Decision declaring the application manifestly unfounded

If an accelerated procedure applies, the CGRS can consider the application to be manifestly unfounded.

Decision to discontinue the examination of the application

The CGRS can decide to discontinue the examination of the application:

  • if the applicant is absent at the personal interview and does not provide a valid reason for his absence within 15 days
  • if the applicant does not answer to a request for information within a month after the request has been sent and fails to provide a valid reason for this
  • if the applicant does not request the continuation of his application for international protection when he has obtained a residence permit of indefinite duration
  • if the applicant formally renounces his application
  • if the applicant returns to his country of origin
  • if the applicant passes away during the asylum procedure
  • if the applicant acquires Belgian citizenship.
Decisions of refusal under the border procedure

When an application is lodged at the border, a specific procedure applies in which the CGRS can take certain types of decision within a fixed time limit.

Exclusion

The CGRS excludes a foreign national from international protection status if there are serious grounds to consider that:

  • (s)he has committed a crime against peace, a war crime or a crime against humanity, as defined in international criminal law and international humanitarian law, or
  • (s)he has committed acts contrary to the purposes and principles of the United Nations.

The CGRS takes a decision to exclude a foreign national from refugee status if there are serious grounds to consider that (s)he has committed a serious, non-political crime outside of Belgium before being admitted as a refugee in Belgium.

The CGRS takes a decision to exclude a foreign national from subsidiary protection status if there are serious grounds to consider that:

  • (s)he has committed a serious crime or
  • (she) is considered a threat to society or to national security.

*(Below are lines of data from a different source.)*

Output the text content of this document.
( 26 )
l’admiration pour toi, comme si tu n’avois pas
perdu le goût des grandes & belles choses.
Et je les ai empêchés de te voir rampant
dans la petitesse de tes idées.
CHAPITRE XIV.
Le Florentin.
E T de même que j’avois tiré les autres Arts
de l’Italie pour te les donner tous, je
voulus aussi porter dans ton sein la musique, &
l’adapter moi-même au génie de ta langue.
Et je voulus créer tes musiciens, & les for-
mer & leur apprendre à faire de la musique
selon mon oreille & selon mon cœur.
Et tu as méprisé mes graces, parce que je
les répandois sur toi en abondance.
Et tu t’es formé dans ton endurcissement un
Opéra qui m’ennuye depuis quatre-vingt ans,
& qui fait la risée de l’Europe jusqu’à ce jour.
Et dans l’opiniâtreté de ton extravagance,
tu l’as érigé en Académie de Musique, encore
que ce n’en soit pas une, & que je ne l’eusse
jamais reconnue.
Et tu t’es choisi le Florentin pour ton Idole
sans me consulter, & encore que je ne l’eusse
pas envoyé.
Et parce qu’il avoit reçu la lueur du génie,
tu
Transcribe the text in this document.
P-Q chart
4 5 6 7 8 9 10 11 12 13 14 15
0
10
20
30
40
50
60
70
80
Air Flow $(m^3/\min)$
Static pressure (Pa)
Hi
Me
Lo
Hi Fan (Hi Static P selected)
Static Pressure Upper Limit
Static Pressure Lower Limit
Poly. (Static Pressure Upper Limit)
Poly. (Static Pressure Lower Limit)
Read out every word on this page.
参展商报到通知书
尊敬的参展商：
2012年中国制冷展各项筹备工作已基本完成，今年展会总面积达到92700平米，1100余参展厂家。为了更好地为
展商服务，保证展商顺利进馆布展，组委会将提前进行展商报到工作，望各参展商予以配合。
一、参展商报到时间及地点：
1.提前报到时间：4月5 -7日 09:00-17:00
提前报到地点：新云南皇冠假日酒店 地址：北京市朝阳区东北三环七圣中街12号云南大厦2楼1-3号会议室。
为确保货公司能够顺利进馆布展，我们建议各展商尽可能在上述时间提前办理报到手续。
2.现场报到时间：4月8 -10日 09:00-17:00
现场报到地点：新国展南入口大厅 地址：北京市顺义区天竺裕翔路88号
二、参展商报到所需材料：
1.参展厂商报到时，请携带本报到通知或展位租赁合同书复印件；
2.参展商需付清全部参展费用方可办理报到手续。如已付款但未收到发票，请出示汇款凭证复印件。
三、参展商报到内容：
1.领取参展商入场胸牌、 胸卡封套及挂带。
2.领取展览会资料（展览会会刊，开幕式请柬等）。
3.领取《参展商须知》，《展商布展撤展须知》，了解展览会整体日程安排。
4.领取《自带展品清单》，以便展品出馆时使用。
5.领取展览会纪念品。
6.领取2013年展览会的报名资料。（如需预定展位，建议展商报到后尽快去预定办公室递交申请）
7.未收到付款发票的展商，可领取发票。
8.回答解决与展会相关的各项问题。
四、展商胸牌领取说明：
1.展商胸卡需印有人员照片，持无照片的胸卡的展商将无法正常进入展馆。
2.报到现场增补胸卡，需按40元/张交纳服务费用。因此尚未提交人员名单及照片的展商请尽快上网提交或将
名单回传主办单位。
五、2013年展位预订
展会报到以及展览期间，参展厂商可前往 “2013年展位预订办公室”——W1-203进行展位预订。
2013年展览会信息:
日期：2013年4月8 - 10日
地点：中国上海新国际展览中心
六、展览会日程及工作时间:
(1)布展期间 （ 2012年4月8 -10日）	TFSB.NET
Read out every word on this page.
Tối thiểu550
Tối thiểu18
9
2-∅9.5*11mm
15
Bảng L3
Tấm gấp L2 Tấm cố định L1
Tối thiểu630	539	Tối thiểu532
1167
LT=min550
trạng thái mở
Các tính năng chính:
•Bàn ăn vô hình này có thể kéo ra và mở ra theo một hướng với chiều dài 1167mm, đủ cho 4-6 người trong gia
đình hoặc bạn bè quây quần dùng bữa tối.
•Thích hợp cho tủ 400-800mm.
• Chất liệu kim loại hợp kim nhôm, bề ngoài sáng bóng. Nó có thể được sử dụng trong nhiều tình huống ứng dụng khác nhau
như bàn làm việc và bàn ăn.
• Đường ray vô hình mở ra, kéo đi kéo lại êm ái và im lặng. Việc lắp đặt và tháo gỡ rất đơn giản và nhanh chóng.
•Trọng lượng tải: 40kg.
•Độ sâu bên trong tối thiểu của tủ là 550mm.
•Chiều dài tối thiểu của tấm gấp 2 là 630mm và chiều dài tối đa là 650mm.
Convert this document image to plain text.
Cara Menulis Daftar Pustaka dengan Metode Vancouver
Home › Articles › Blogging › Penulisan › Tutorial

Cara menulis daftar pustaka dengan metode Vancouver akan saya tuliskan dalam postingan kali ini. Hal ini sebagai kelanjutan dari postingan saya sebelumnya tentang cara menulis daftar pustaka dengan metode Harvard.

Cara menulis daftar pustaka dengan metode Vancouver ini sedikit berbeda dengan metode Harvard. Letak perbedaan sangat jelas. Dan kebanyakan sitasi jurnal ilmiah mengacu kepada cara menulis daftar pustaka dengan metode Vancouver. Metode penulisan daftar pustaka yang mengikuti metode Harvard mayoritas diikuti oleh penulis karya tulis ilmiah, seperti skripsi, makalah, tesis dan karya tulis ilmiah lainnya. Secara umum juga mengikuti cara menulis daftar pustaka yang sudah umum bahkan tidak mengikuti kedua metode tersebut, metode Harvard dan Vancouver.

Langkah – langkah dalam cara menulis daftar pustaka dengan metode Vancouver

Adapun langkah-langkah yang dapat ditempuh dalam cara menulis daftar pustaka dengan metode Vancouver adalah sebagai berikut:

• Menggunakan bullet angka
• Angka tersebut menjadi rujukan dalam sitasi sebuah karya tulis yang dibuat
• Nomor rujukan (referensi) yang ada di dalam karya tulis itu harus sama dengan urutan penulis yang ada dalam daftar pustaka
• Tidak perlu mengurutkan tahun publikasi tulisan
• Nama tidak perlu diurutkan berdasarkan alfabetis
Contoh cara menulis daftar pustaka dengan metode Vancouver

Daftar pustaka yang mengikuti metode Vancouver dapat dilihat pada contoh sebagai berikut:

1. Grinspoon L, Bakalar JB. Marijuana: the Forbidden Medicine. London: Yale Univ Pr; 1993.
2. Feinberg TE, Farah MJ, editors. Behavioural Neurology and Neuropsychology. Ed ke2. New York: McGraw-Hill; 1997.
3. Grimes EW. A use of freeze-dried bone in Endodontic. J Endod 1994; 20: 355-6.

The CGRS can also exclude a foreign national from the subsidiary protection status:

  • if (s)he has committed in his/her country of origin a crime that does not fall within the existing exclusion grounds but would be punishable by imprisonment in Belgium and
  • (s)he has left his/her country of origin in order to escape punishment for this crime.

In each case, the CGRS advises the Immigration Office on the removal.

Revocation and cessation

The CGRS decides to revoke a protection status if it has been obtained by fraud or if the beneficiary is or should have been excluded from it.

The CGRS can also revoke refugee status if:

  • the refugee constitutes a danger to society because (s)he has been convicted by a final judgment of a particularly serious crime or
  • there are reasonable grounds for regarding the refugee as a danger to national security.

The CGRS can also revoke subsidiary protection status if:

  • the beneficiary has committed a crime in his country of origin that does not fall within the existing exclusion clauses but would be punishable by imprisonment in Belgium and
  • the beneficiary has left his country of origin to avoid sanctions resulting from those crimes.

When the case arises, the CGRS also gives advice on a removal, except:

  • if fraud has been committed during the asylum procedure
  • if the behaviour of the person to whom a protection status has been granted shows afterwards that his alleged fear never existed.
Cessation of the refugee status

The CGRS can end a decision by which refugee status was granted if the refugee:

  • has voluntarily re-availed him/herself of the protection of his/her country of nationality
  • has voluntarily re-acquired his/her nationality after losing it
  • has acquired a new nationality
  • has voluntarily re-established him/herself in the country where (s)he feared persecution
  • if the circumstances in connection with which the person has been recognized as a refugee have ceased to exist (for example in case of important and permanent changes in the country of origin).

The CGRS can end a previous decision by which subsidiary protection status was granted if the situation in the country of origin of the beneficiary of subsidiary protection has changed significantly and permanently.